Cosmonauts Fyodor Yurchikhin and Oleg Kotov finally managed to fix the International Space Station computers that control orientation and supply of oxygen and water supplies on Saturday after four days of work, NASA reported.
The hardware failure was not an immediate threat but ultimately could have left the station off course and getting oxygen through backup methods. It also treated to cut short or to extend the Atlantis mission.
Yurchikhin and Kotov solved the problem by bypassing a power switch with a cable. By Friday evening, four out of six processors on the two computers on the Russian side of the outpost were operating.
Yurchikhin and Kotov planned to monitor the computers for the next several hours to make sure they were functioning properly.
The computer crash came as astronauts from space shuttle Atlantis were resuming work on the long-running construction of the station. Atlantis' seven astronauts arrived last weekend, NASA's first visit to the space station this year.

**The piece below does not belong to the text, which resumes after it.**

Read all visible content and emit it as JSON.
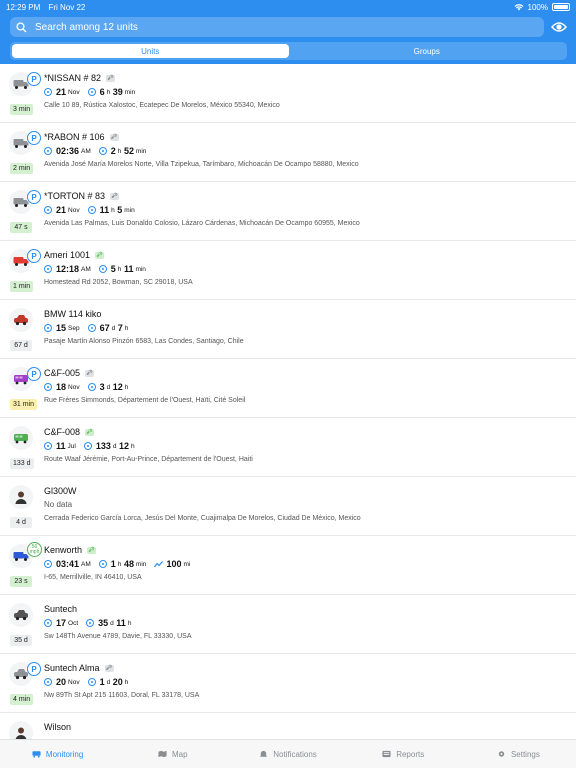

Meanwhile, an Atlantis astronaut Friday successfully completed another task: repairing a torn thermal blanket that helps protect the shuttle from heat on its return flight to Earth. Earlier in the week, Mission Specialists Jim Reilly and John Olivas successfully completed tasks during STS-117's first spacewalk to activate the ISS's newest component.
Reilly and Olivas went to work after the Starboard 3 and 4 truss segment was installed onto the station. They made power, data and cooling connections between the station and the S3/S4. The astronauts also released locks and launch restraints on the segment's solar arrays and prepared its radiator and rotary joint for operation.